Observations with high leverage do not necessarily have large residuals (TX, NY, NV, CO, IL)

Observations with large residuals do not necessarily have high leverage (WY)

gf_text(h ~ r, data=fuelData, label = ~ state) %>%
  gf_hline(yintercept = 2 * (p+1) / n, linetype=2) %>%
  gf_vline(xintercept = c(-2,2), linetype=2) %>%
  gf_labs(x = "standardized residuals", y = "hat values (leverage)")

1.2.2.7 Why worry about leverage?

An observation with high leverage can have significant
“influence” on the regression coefficients.

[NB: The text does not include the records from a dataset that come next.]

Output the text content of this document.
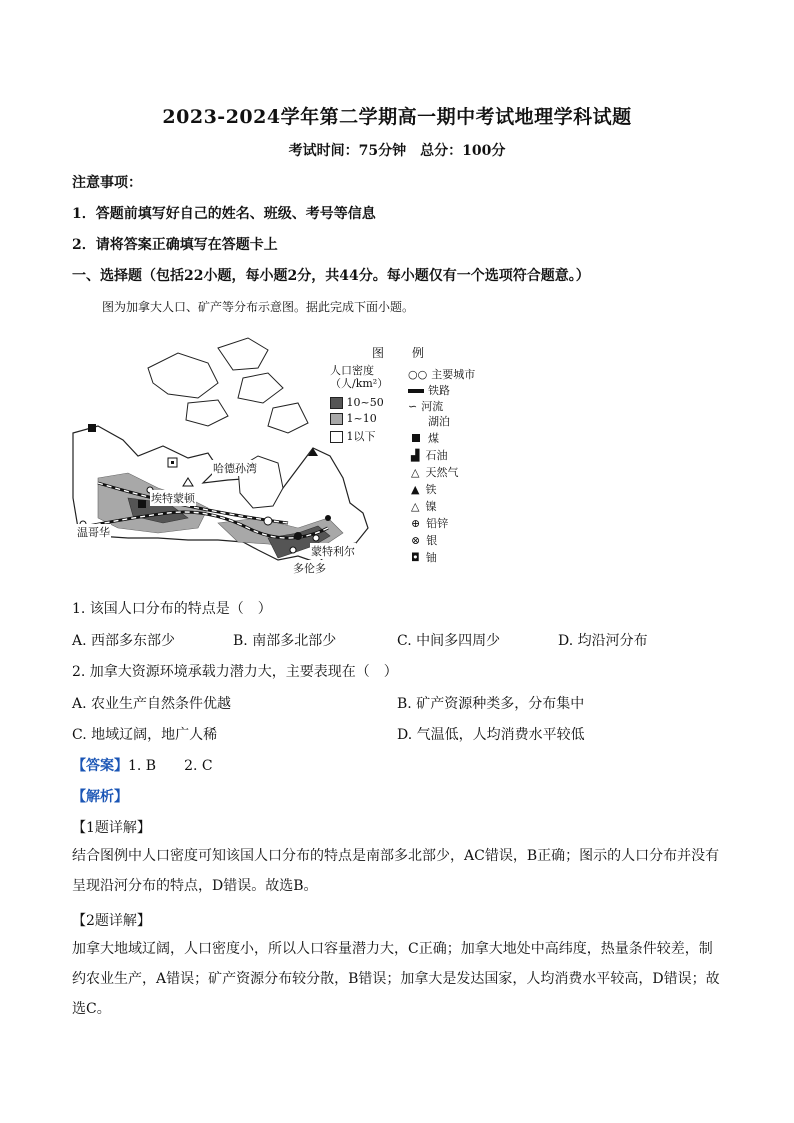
2023-2024学年第二学期高一期中考试地理学科试题
考试时间：75分钟　总分：100分
注意事项：
1．答题前填写好自己的姓名、班级、考号等信息
2．请将答案正确填写在答题卡上
一、选择题（包括22小题，每小题2分，共44分。每小题仅有一个选项符合题意。）
图为加拿大人口、矿产等分布示意图。据此完成下面小题。
哈德孙湾
埃特蒙顿
温哥华
蒙特利尔
多伦多
图　例
人口密度
（人/km²）
10~50
1~10
1以下
○○ 主要城市
铁路
∽ 河流
湖泊
煤
▟ 石油
△ 天然气
▲ 铁
△ 镍
⊕ 铅锌
⊗ 银
◘ 铀
1. 该国人口分布的特点是（　）
A. 西部多东部少	B. 南部多北部少	C. 中间多四周少	D. 均沿河分布
2. 加拿大资源环境承载力潜力大，主要表现在（　）
A. 农业生产自然条件优越	B. 矿产资源种类多，分布集中
C. 地域辽阔，地广人稀	D. 气温低，人均消费水平较低
【答案】1. B　　2. C
【解析】
【1题详解】
结合图例中人口密度可知该国人口分布的特点是南部多北部少，AC错误，B正确；图示的人口分布并没有呈现沿河分布的特点，D错误。故选B。
【2题详解】
加拿大地域辽阔，人口密度小，所以人口容量潜力大，C正确；加拿大地处中高纬度，热量条件较差，制约农业生产，A错误；矿产资源分布较分散，B错误；加拿大是发达国家，人均消费水平较高，D错误；故选C。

1.2.2.8 Why worry about high leverage if residual not large?

Anscombe data: Extreme leverage, residual = 0

Cases with high leverage do not necessarily have large residuals,
… but can still be influential values.

AnscombeDataResids <- AnscombeDataResids %>%
  mutate(h4 = hatvalues(lmfit4), r4 = rstandard(lmfit4))
AnscombeDataResids

# Note that the standardized residual is not defined for
# the outlier because the hat value is exactly = 1!!!
p9Anscombe <- gf_point(h4 ~ c(1:11), data=AnscombeDataResids) %>%
  gf_labs(x = "observation number", y = "hat values (leverage)") %>%
  gf_hline(yintercept = 2 * (1+1) / 11, linetype=2)
# Plotted raw residuals here since a missing value in standardized residuals
p10Anscombe <- gf_point(h4 ~ e4, data=AnscombeDataResids) %>%
  gf_labs(x = "raw residuals", y = "hat values (leverage)") %>%
  gf_hline(yintercept = 2 * (1+1) / 11, linetype=2) 
grid.arrange(p4Anscombe, p8Anscombe, p9Anscombe, p10Anscombe, ncol=2)

1.2.2.9 Why worry about large residuals with low leverage?

Anscombe data: Example of influence without leverage

Cases with large residuals do not necessarily have high leverage
…but can still be influential values.

AnscombeDataResids <- AnscombeDataResids %>%
  mutate(h3 = hatvalues(lmfit3), r3 = rstandard(lmfit3))
p7bAnscombe <- gf_point(r3 ~ yhat3, data=AnscombeDataResids) %>%
  gf_labs(x = "yhat (fitted values)", y = "std residuals (Y3 on X3)") %>%
  gf_hline(yintercept = c(-2, 0, 2), linetype=2)
p11Anscombe <- gf_point(h3 ~ c(1:11), data=AnscombeDataResids) %>%
  gf_labs(x = "observation number", y = "hat values") %>%
  gf_lims(y = c(0, 0.40)) %>%
  gf_hline(yintercept = 2 * (1+1) / 11, linetype=2)
p12Anscombe <- gf_point(h3 ~ r3, data=AnscombeDataResids) %>%
  gf_labs(x = "standardized residuals", y = "hat values") %>%
  gf_lims(y = c(0, 0.40)) %>%
  gf_hline(yintercept = 2 * (1+1) / 11, linetype=2)
grid.arrange(p3Anscombe, p7bAnscombe, p11Anscombe, p12Anscombe, ncol=2)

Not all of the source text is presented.